The Illogic of Collective Guilt
A while back, I ran the following set of Twitter polls on collective guilt. Here’s what people think at the most abstract level.
How often are people collectively guilty?
— Bryan Caplan (@bryan_caplan) August 24, 2020
Overall, I was surprised by how few people said, “Never.” I expected more like 70-80%, especially when phrased so baldly. What really puzzled me, though, were people’s views about the sources of collective guilt. People are about as willing to accept national collective guilt as they are to accept collective guilt itself.
How often are people collectively guilty for the actions of their nation?
— Bryan Caplan (@bryan_caplan) August 24, 2020
They’re slightly more skeptical of familial guilt, even though people have astronomically more influence over their families than over their nations.
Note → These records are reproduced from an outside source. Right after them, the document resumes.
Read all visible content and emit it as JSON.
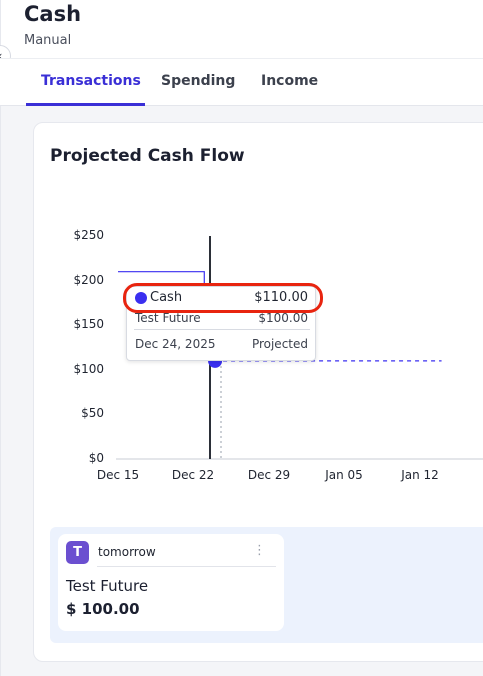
{
  "header": {
    "title": "Cash",
    "subtitle": "Manual"
  },
  "tabs": [
    {
      "label": "Transactions",
      "active": true
    },
    {
      "label": "Spending",
      "active": false
    },
    {
      "label": "Income",
      "active": false
    }
  ],
  "card": {
    "title": "Projected Cash Flow"
  },
  "chart_data": {
    "type": "line",
    "title": "Projected Cash Flow",
    "xlabel": "",
    "ylabel": "",
    "y_ticks": [
      "$250",
      "$200",
      "$150",
      "$100",
      "$50",
      "$0"
    ],
    "ylim": [
      0,
      250
    ],
    "x_ticks": [
      "Dec 15",
      "Dec 22",
      "Dec 29",
      "Jan 05",
      "Jan 12"
    ],
    "series": [
      {
        "name": "Cash",
        "color": "#3a2ff0",
        "actual": [
          {
            "x": "Dec 15",
            "y": 210
          },
          {
            "x": "Dec 23",
            "y": 210
          }
        ],
        "projected": [
          {
            "x": "Dec 24",
            "y": 110
          },
          {
            "x": "Jan 14",
            "y": 110
          }
        ]
      }
    ],
    "tooltip": {
      "series": "Cash",
      "value": "$110.00",
      "sub_name": "Test Future",
      "sub_value": "$100.00",
      "date": "Dec 24, 2025",
      "status": "Projected"
    },
    "grid": false
  },
  "transaction": {
    "avatar_letter": "T",
    "when": "tomorrow",
    "menu_icon": "⋮",
    "name": "Test Future",
    "amount": "$ 100.00"
  },
  "colors": {
    "accent": "#3a2fd6",
    "highlight": "#e8240f",
    "avatar": "#6b4fd0"
  }
}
How often are people collectively guilty for the actions of their families?
— Bryan Caplan (@bryan_caplan) August 24, 2020
They’re moderately more skeptical about religious guilt, even though people can exit their religion of birth far more easily than their countries of birth.
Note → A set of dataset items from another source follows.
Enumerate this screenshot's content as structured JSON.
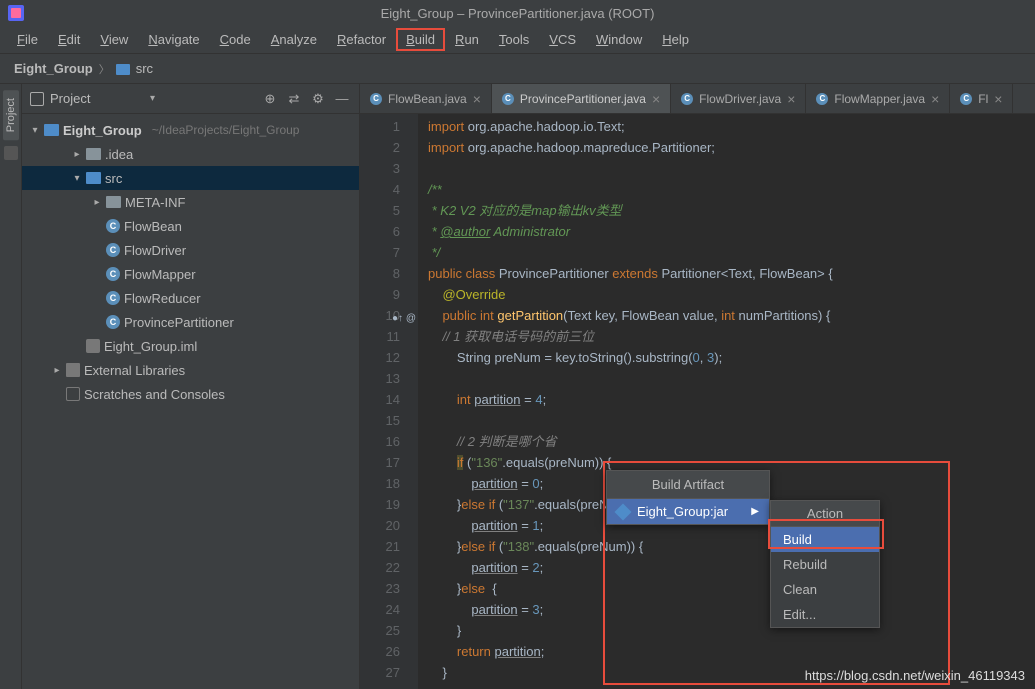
{
  "window_title": "Eight_Group – ProvincePartitioner.java (ROOT)",
  "menubar": [
    "File",
    "Edit",
    "View",
    "Navigate",
    "Code",
    "Analyze",
    "Refactor",
    "Build",
    "Run",
    "Tools",
    "VCS",
    "Window",
    "Help"
  ],
  "menubar_highlight_index": 7,
  "breadcrumb": {
    "project": "Eight_Group",
    "folder": "src"
  },
  "project_tool": {
    "label": "Project",
    "dropdown": "▾"
  },
  "tree": {
    "root": {
      "name": "Eight_Group",
      "path": "~/IdeaProjects/Eight_Group"
    },
    "children": [
      {
        "type": "folder",
        "name": ".idea",
        "depth": 1,
        "arrow": ">"
      },
      {
        "type": "folder-blue",
        "name": "src",
        "depth": 1,
        "arrow": "v",
        "selected": true
      },
      {
        "type": "folder",
        "name": "META-INF",
        "depth": 2,
        "arrow": ">"
      },
      {
        "type": "class",
        "name": "FlowBean",
        "depth": 2
      },
      {
        "type": "class",
        "name": "FlowDriver",
        "depth": 2
      },
      {
        "type": "class",
        "name": "FlowMapper",
        "depth": 2
      },
      {
        "type": "class",
        "name": "FlowReducer",
        "depth": 2
      },
      {
        "type": "class",
        "name": "ProvincePartitioner",
        "depth": 2
      },
      {
        "type": "iml",
        "name": "Eight_Group.iml",
        "depth": 1
      },
      {
        "type": "lib",
        "name": "External Libraries",
        "depth": 0,
        "arrow": ">"
      },
      {
        "type": "scratch",
        "name": "Scratches and Consoles",
        "depth": 0
      }
    ]
  },
  "tabs": [
    {
      "label": "FlowBean.java",
      "active": false
    },
    {
      "label": "ProvincePartitioner.java",
      "active": true
    },
    {
      "label": "FlowDriver.java",
      "active": false
    },
    {
      "label": "FlowMapper.java",
      "active": false
    },
    {
      "label": "Fl",
      "active": false
    }
  ],
  "code_lines": {
    "start": 1,
    "end": 27
  },
  "popup1": {
    "header": "Build Artifact",
    "item": "Eight_Group:jar"
  },
  "popup2": {
    "header": "Action",
    "items": [
      "Build",
      "Rebuild",
      "Clean",
      "Edit..."
    ],
    "selected_index": 0
  },
  "watermark": "https://blog.csdn.net/weixin_46119343",
  "sidebar_label": "Project"
}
How often are people collectively guilty for the actions of their co-religionists?
— Bryan Caplan (@bryan_caplan) August 24, 2020
Almost no one accepts ethnic guilt. But people’s control over their co-ethnics, like their control over their co-nationals, is near-zero.
How often are people collectively guilty for the actions of their ethnicity?
— Bryan Caplan (@bryan_caplan) August 24, 2020
Gender guilt is the least-accepted of all.
How often are people collectively guilty for the actions of their gender?
— Bryan Caplan (@bryan_caplan) August 24, 2020
What’s so puzzling? The two most-accepted forms of collective guilt – national and familial – bear almost no resemblance to each other. Given immigration restrictions, most people are stuck with their nationality of birth. Given the size of most countries, most people have negligible influence over what their country does. Yet this is the form of collective guilt my respondents most endorse. In contrast, you can deFOO your family; and even if you don’t, families are small enough for individual action to matter a lot.
At the other extreme, almost everyone rejects ethnic and gender guilt. On the surface, this makes sense: Even today, almost everyone is cisgendered, and aren’t you stuck with your ethnicity? Indeed, plenty of people do abandon their ethnicity; demographers call this “ethnic attrition.”
I’m tempted to say that people are doing reverse moral engineering. Conventional foreign policy relies heavily on collective guilt; leaders do evil, so you bomb the civilians they tyrannize. But that hardly explains why respondents are so soft on familial collective guilt. So what’s really going on?